Child Abuse Prevention Month

April is National Child Abuse Prevention Month and Chrysalis House, Inc. would love to shine a light on this topic too often left in the dark.

Of course, children with abuse and neglect histories are enfolded within many of the families that this agency helps to build. But, helping families build positive, healthy relationships is a major part of the prevention of child abuse ~ and is also at the core of all the good work we do at CHI. As always, CHI continues the offer of our free support group(s), and are always on the ready for referrals to trainings or counseling that can promote healthy growth within our parents. It is our hope that families always feel comfortable in reaching out to CHI workers for advice, referrals and support.

As individuals, YOU, can also make a big difference in child abuse prevention, year-round, through small acts ~ because a cause is only as strong as the people who support it. Here are ways the typical CHI family can help:

Here is a list of simple efforts that can have a positive effect on the well-being and healthy development of children, families and communities. Remind yourself of things you can do in April, and throughout the year, to prevent child abuse and neglect!

As a parent: Talk openly with your child.

  • Teach your child that it is your job to protect him.

  • Teach your child that it is not her responsibility to protect others.

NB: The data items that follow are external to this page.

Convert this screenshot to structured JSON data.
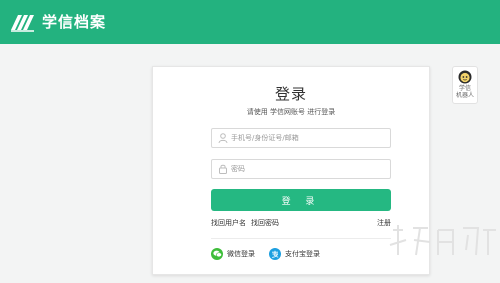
{
  "header": {
    "brand_title": "学信档案",
    "bg_color": "#23b27f"
  },
  "login": {
    "title": "登录",
    "subtitle": "请使用 学信网账号 进行登录",
    "username_placeholder": "手机号/身份证号/邮箱",
    "password_placeholder": "密码",
    "submit_label": "登 录",
    "find_username": "找回用户名",
    "find_password": "找回密码",
    "register": "注册",
    "wechat_login": "微信登录",
    "alipay_login": "支付宝登录",
    "accent_color": "#25b882"
  },
  "robot": {
    "line1": "学信",
    "line2": "机器人"
  },
  "icons": {
    "brand": "book-logo-icon",
    "user": "user-icon",
    "lock": "lock-icon",
    "wechat": "wechat-icon",
    "alipay": "alipay-icon",
    "robot": "robot-avatar-icon"
  }
}
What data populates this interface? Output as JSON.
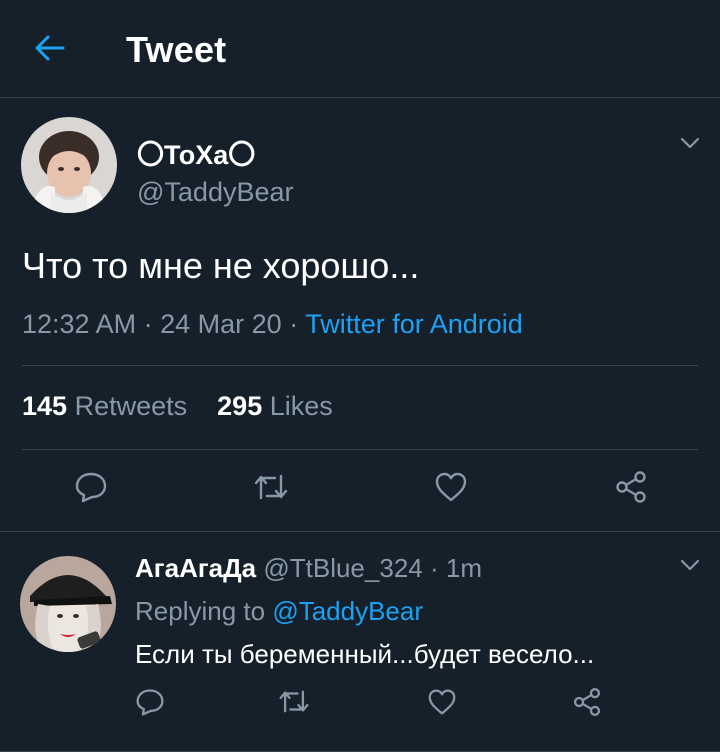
{
  "header": {
    "title": "Tweet"
  },
  "tweet": {
    "author_name": "〇ТоХа〇",
    "author_handle": "@TaddyBear",
    "text": "Что то мне не хорошо...",
    "time": "12:32 AM",
    "date": "24 Mar 20",
    "separator": "·",
    "source": "Twitter for Android",
    "retweets_count": "145",
    "retweets_label": "Retweets",
    "likes_count": "295",
    "likes_label": "Likes"
  },
  "reply": {
    "author_name": "АгаАгаДа",
    "author_handle": "@TtBlue_324",
    "separator": "·",
    "time": "1m",
    "replying_label": "Replying to",
    "replying_to": "@TaddyBear",
    "text": "Если ты беременный...будет весело..."
  },
  "icons": {
    "back": "arrow-left-icon",
    "caret": "chevron-down-icon",
    "reply": "comment-icon",
    "retweet": "retweet-icon",
    "like": "heart-icon",
    "share": "share-icon"
  },
  "colors": {
    "background": "#15202b",
    "accent": "#1da1f2",
    "secondary_text": "#8899a6",
    "divider": "#38444d"
  }
}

  • Demonstrate daily that you will not be angry, no matter what your child tells you about any aspect of his life.

  • Listen quietly. Children have a hard time telling parents about troubling events.

  • Teach your child about her body, about what abuse is and, as age-appropriate, about sex. Teach her words that help her discuss sex comfortably with you.

  • Teach your child that it is against the “rules” for adults to act in a sexual way with children and use examples.

  • Block out 15 minutes a day to play one-on-one with your child — doing anything he or she wants. We know from studies that the more parents engage in positive activities with their children, the less they use negative physical and psychological discipline.

  • Tell the children or youth in your life how much you care for them and appreciate them. All children deserve to have someone who is “crazy about them” and loves them unconditionally.

  • Discipline your child thoughtfully. Never discipline your child when you are very upset. Give yourself time to calm down. Remember that discipline is a way to teach your child. Use privileges to encourage good behavior and time-out to help your child regain control.

  • Examine your behavior. Abuse is not just physical. Both words and actions can inflict deep, lasting wounds. Be a nurturing parent. Use your actions to show children and other adults that conflicts can be settled without hitting or yelling

As a concerned person:

  • Consider placing Pinwheels for Prevention. Throughout April, honor this mission with a pinwheel. By its very nature, the pinwheel connotes whimsy and childlike notions. In essence, it has come to serve as the physical symbol, or reminder, of the great childhoods we want for all children.

  • Learn the facts and understand the risks about child abuse:

    • 1 in 4 girls and 1 in 6 boys will have been sexually abused by their eighteenth birthday.

    • Only 1 in 10 children reports the abuse themselves. Those children who keep the abuse a secret or who tell and are not believed are far more likely to suffer psychological, emotional, social, and/or physical problems that will most likely follow them into adulthood.

    • 22% of abused children are under 8 years old.

    • The average age of abused children is 9.

For friends and neighbors:

  • Compliment a parent — someone you know or even someone in public — on something positive you see them do with their children. Each parent contributes uniquely to children’s development.

  • Offer your time to baby-sit for the child of a friend, neighbor or family member. All parents need help sometimes — even if it is just to rest or “recharge” for an hour or two.

  • Introduce yourself to your neighbors. Caring and connected neighborhoods can be powerful in reducing neighborhood violence and supporting struggling parents.

For your community:

  • If you are an employer enacting policies that impact the work-life balance, remember we all have an effect on the lives of children. Aim to positively impact work life balance by taking positive steps toward advocating that change.

  • Do volunteer work for a youth- or family- serving organization in your community. Some families just need a little help from time to time, and community organizations are designed to do just that.

  • Take action on legislative issues that affect children and families. Call your elected representatives, join demonstrations and be sure always to vote to show that you support services to help families raise healthy children.

  • Create a “Safe Children Zone” in your neighborhood. Host a community meeting with your neighbors to talk about what each of you can do to help create a sense of safety for the children in your neighborhood.

  • Ask yours or another faith-based organization in your community about donations — even small ones — that can be made to support families in need. Some families need help providing for their children’s basic needs. Your church community may also benefit from the opportunity to better understand HOW they can prevent child abuse. Consider preparing a presentation.

By knowing more, we can all do more. It truly takes a village to build a strong community. If you have reason to believe a child may be at risk of harm in their home, call your local child abuse hotline.